La denigrante situación del sistema de justicia ecuatoriano sale a la luz nuevamente con el denominado caso ‘Purga’, un entramado de corrupción que blindaba políticos, juristas y delincuentes. Todo esto, a pocos meses de iniciado otro caso similar y también, a manera de una carrera para acabar con todas las ramificaciones del crimen organizado.
Resulta equivoco pensar en culpas e individualidades, ajeno completamente a los discursos ‘anti’ de los últimos años, las esferas delincuenciales hicieron de las suyas dado que jamás se contempló el blindaje anticorrupción al sistema de justicia, mismo que podría ubicar a estos personajes, detenerlos y penarlos por su actuación con la sociedad civil.
No es por sorprenderse entonces, el acontecer actual.
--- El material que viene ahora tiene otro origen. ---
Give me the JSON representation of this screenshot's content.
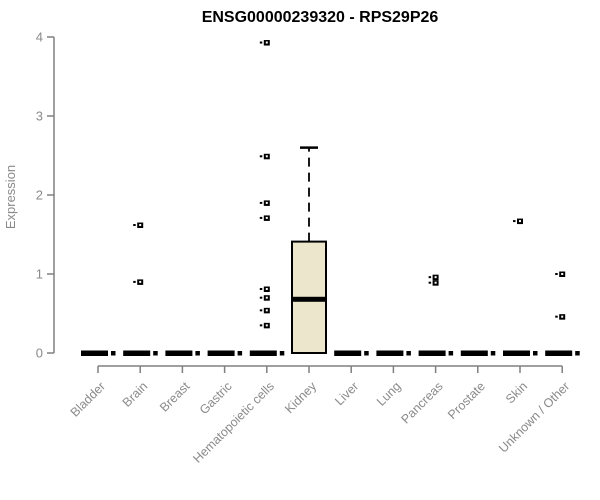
{
  "chart_data": {
    "type": "boxplot",
    "title": "ENSG00000239320 - RPS29P26",
    "ylabel": "Expression",
    "xlabel": "",
    "ylim": [
      0,
      4
    ],
    "yticks": [
      0,
      1,
      2,
      3,
      4
    ],
    "grid": false,
    "legend": "none",
    "categories": [
      "Bladder",
      "Brain",
      "Breast",
      "Gastric",
      "Hematopoietic cells",
      "Kidney",
      "Liver",
      "Lung",
      "Pancreas",
      "Prostate",
      "Skin",
      "Unknown / Other"
    ],
    "boxes": [
      {
        "category": "Bladder",
        "q1": 0,
        "median": 0,
        "q3": 0,
        "whisker_low": 0,
        "whisker_high": 0,
        "outliers": []
      },
      {
        "category": "Brain",
        "q1": 0,
        "median": 0,
        "q3": 0,
        "whisker_low": 0,
        "whisker_high": 0,
        "outliers": [
          1.62,
          0.9
        ]
      },
      {
        "category": "Breast",
        "q1": 0,
        "median": 0,
        "q3": 0,
        "whisker_low": 0,
        "whisker_high": 0,
        "outliers": []
      },
      {
        "category": "Gastric",
        "q1": 0,
        "median": 0,
        "q3": 0,
        "whisker_low": 0,
        "whisker_high": 0,
        "outliers": []
      },
      {
        "category": "Hematopoietic cells",
        "q1": 0,
        "median": 0,
        "q3": 0,
        "whisker_low": 0,
        "whisker_high": 0,
        "outliers": [
          3.93,
          2.49,
          1.9,
          1.71,
          0.81,
          0.7,
          0.54,
          0.35
        ]
      },
      {
        "category": "Kidney",
        "q1": 0,
        "median": 0.68,
        "q3": 1.41,
        "whisker_low": 0,
        "whisker_high": 2.6,
        "outliers": []
      },
      {
        "category": "Liver",
        "q1": 0,
        "median": 0,
        "q3": 0,
        "whisker_low": 0,
        "whisker_high": 0,
        "outliers": []
      },
      {
        "category": "Lung",
        "q1": 0,
        "median": 0,
        "q3": 0,
        "whisker_low": 0,
        "whisker_high": 0,
        "outliers": []
      },
      {
        "category": "Pancreas",
        "q1": 0,
        "median": 0,
        "q3": 0,
        "whisker_low": 0,
        "whisker_high": 0,
        "outliers": [
          0.96,
          0.89
        ]
      },
      {
        "category": "Prostate",
        "q1": 0,
        "median": 0,
        "q3": 0,
        "whisker_low": 0,
        "whisker_high": 0,
        "outliers": []
      },
      {
        "category": "Skin",
        "q1": 0,
        "median": 0,
        "q3": 0,
        "whisker_low": 0,
        "whisker_high": 0,
        "outliers": [
          1.67
        ]
      },
      {
        "category": "Unknown / Other",
        "q1": 0,
        "median": 0,
        "q3": 0,
        "whisker_low": 0,
        "whisker_high": 0,
        "outliers": [
          1.0,
          0.46
        ]
      }
    ],
    "colors": {
      "box_fill": "#ECE7CC",
      "box_border": "#000000",
      "median": "#000000",
      "whisker": "#000000",
      "outlier": "#000000",
      "axis_line": "#808080",
      "text_gray": "#8a8a8a",
      "title": "#000000",
      "background": "#ffffff"
    }
  }
}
Donde aquellos defensores de la ley habrían de decepcionarnos, vulnerar nuestros derechos y dejarnos sin protección enfrentando delincuentes.
En ese contexto, el porvenir deberá cargarse con injerencia política, sí. Evitando el conformismo repetitivo propio de los cien primeros días de nuevos gobiernos que entran con fuerza y con velocidad, pero que enfrían sus actuaciones, relegan protagonismo a ministros populares o seden la responsabilidad altísima del empirismo a la tropa, dejándose llevar por la tentación de la simpleza que existe en creer que el éxito se mide en cuantas leyes se crean desde la comodidad de su escritorio.
En muy poco tiempo seguramente, veremos los resultados, y de esto valdría la pena analizar si es necesaria la permanencia de algunas autoridades, de ciertas dignidades dadas o funcionarios. También, de la correcta aplicación de las nuevas leyes y si en caso fuera, purgar al estado ecuatoriano una vez más. (O más). Hasta que se haga de Ecuador, de nuevo un país de paz.